We see near identical results to the homegrown functions above, just rounded to the 4th decimal place, e.g. a sensitivity of 0.4736842 vs. 0.4737 and a specificity of 0.9597000 vs. 0.9597. Accuracy is a match, as well as the confusion matrix itself.

confusionMatrix(factor(class_output$scored.class),factor(class_output$class),positive = "1")
## Confusion Matrix and Statistics
## 
##           Reference
## Prediction   0   1
##          0 119  30
##          1   5  27
##                                           
##                Accuracy : 0.8066          
##                  95% CI : (0.7415, 0.8615)

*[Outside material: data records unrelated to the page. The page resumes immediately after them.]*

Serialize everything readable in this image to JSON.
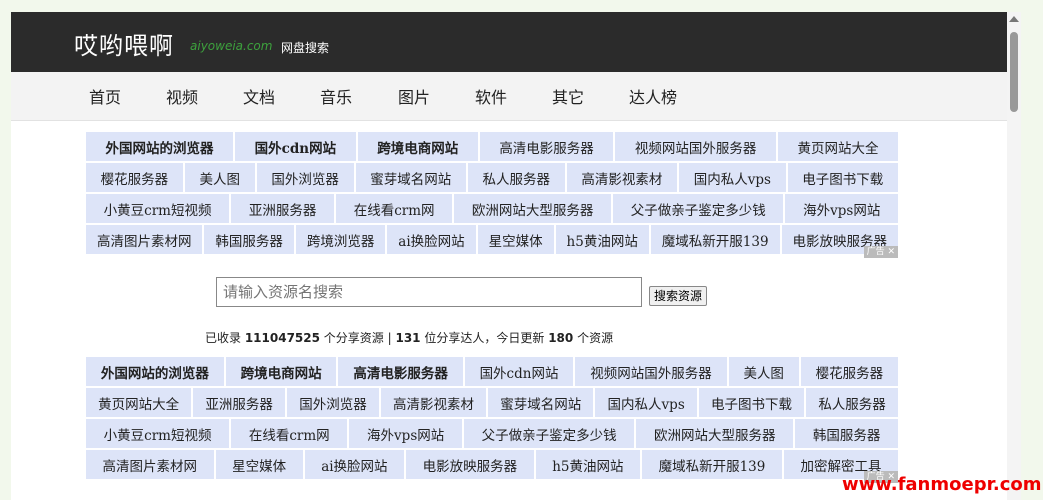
{
  "header": {
    "logo": "哎哟喂啊",
    "domain": "aiyoweia.com",
    "subtitle": "网盘搜索"
  },
  "nav": [
    "首页",
    "视频",
    "文档",
    "音乐",
    "图片",
    "软件",
    "其它",
    "达人榜"
  ],
  "top_tags": [
    [
      {
        "t": "外国网站的浏览器",
        "b": true
      },
      {
        "t": "国外cdn网站",
        "b": true
      },
      {
        "t": "跨境电商网站",
        "b": true
      },
      {
        "t": "高清电影服务器"
      },
      {
        "t": "视频网站国外服务器"
      },
      {
        "t": "黄页网站大全"
      }
    ],
    [
      {
        "t": "樱花服务器"
      },
      {
        "t": "美人图"
      },
      {
        "t": "国外浏览器"
      },
      {
        "t": "蜜芽域名网站"
      },
      {
        "t": "私人服务器"
      },
      {
        "t": "高清影视素材"
      },
      {
        "t": "国内私人vps"
      },
      {
        "t": "电子图书下载"
      }
    ],
    [
      {
        "t": "小黄豆crm短视频"
      },
      {
        "t": "亚洲服务器"
      },
      {
        "t": "在线看crm网"
      },
      {
        "t": "欧洲网站大型服务器"
      },
      {
        "t": "父子做亲子鉴定多少钱"
      },
      {
        "t": "海外vps网站"
      }
    ],
    [
      {
        "t": "高清图片素材网"
      },
      {
        "t": "韩国服务器"
      },
      {
        "t": "跨境浏览器"
      },
      {
        "t": "ai换脸网站"
      },
      {
        "t": "星空媒体"
      },
      {
        "t": "h5黄油网站"
      },
      {
        "t": "魔域私新开服139"
      },
      {
        "t": "电影放映服务器"
      }
    ]
  ],
  "search": {
    "placeholder": "请输入资源名搜索",
    "button": "搜索资源"
  },
  "stats": {
    "p1": "已收录 ",
    "shares": "111047525",
    "p2": " 个分享资源 | ",
    "users": "131",
    "p3": " 位分享达人，今日更新 ",
    "today": "180",
    "p4": " 个资源"
  },
  "bottom_tags": [
    [
      {
        "t": "外国网站的浏览器",
        "b": true
      },
      {
        "t": "跨境电商网站",
        "b": true
      },
      {
        "t": "高清电影服务器",
        "b": true
      },
      {
        "t": "国外cdn网站"
      },
      {
        "t": "视频网站国外服务器"
      },
      {
        "t": "美人图"
      },
      {
        "t": "樱花服务器"
      }
    ],
    [
      {
        "t": "黄页网站大全"
      },
      {
        "t": "亚洲服务器"
      },
      {
        "t": "国外浏览器"
      },
      {
        "t": "高清影视素材"
      },
      {
        "t": "蜜芽域名网站"
      },
      {
        "t": "国内私人vps"
      },
      {
        "t": "电子图书下载"
      },
      {
        "t": "私人服务器"
      }
    ],
    [
      {
        "t": "小黄豆crm短视频"
      },
      {
        "t": "在线看crm网"
      },
      {
        "t": "海外vps网站"
      },
      {
        "t": "父子做亲子鉴定多少钱"
      },
      {
        "t": "欧洲网站大型服务器"
      },
      {
        "t": "韩国服务器"
      }
    ],
    [
      {
        "t": "高清图片素材网"
      },
      {
        "t": "星空媒体"
      },
      {
        "t": "ai换脸网站"
      },
      {
        "t": "电影放映服务器"
      },
      {
        "t": "h5黄油网站"
      },
      {
        "t": "魔域私新开服139"
      },
      {
        "t": "加密解密工具"
      }
    ]
  ],
  "ad_mark": "广告 ✕",
  "watermark": "www.fanmoepr.com"
}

##     No Information Rate : 0.6851          
##     P-Value [Acc > NIR] : 0.0001712       
##                                           
##                   Kappa : 0.4916          
##                                           
##  Mcnemar's Test P-Value : 4.976e-05       
##                                           
##             Sensitivity : 0.4737          
##             Specificity : 0.9597          
##          Pos Pred Value : 0.8438          
##          Neg Pred Value : 0.7987          
##              Prevalence : 0.3149          
##          Detection Rate : 0.1492          
##    Detection Prevalence : 0.1768          
##       Balanced Accuracy : 0.7167          
##                                           
##        'Positive' Class : 1               
## 
  1. Investigate the pROC package. Use it to generate an ROC curve for the data set. How do the results compare with your own functions?

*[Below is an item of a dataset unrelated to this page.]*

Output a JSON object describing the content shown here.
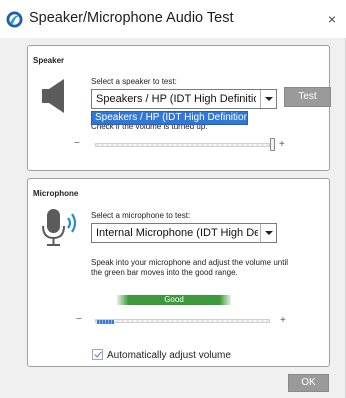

Similarly to the caret package, the output from the homegrown ROC function matches the output from the package. The AUC value is slightly lower precision than the homegrown function, at 0.850 vs. 0.8503.

plot(roc(class_output$class,class_output$scored.probability), print.auc = TRUE, 
     main = "ROC (Reciever Operator Characteristic) Curve",
     xlab = "False Positive Rate (1 - Specificity)",
     ylab = "True Positive Rate (Sensitivity)")
## Setting levels: control = 0, case = 1
## Setting direction: controls < cases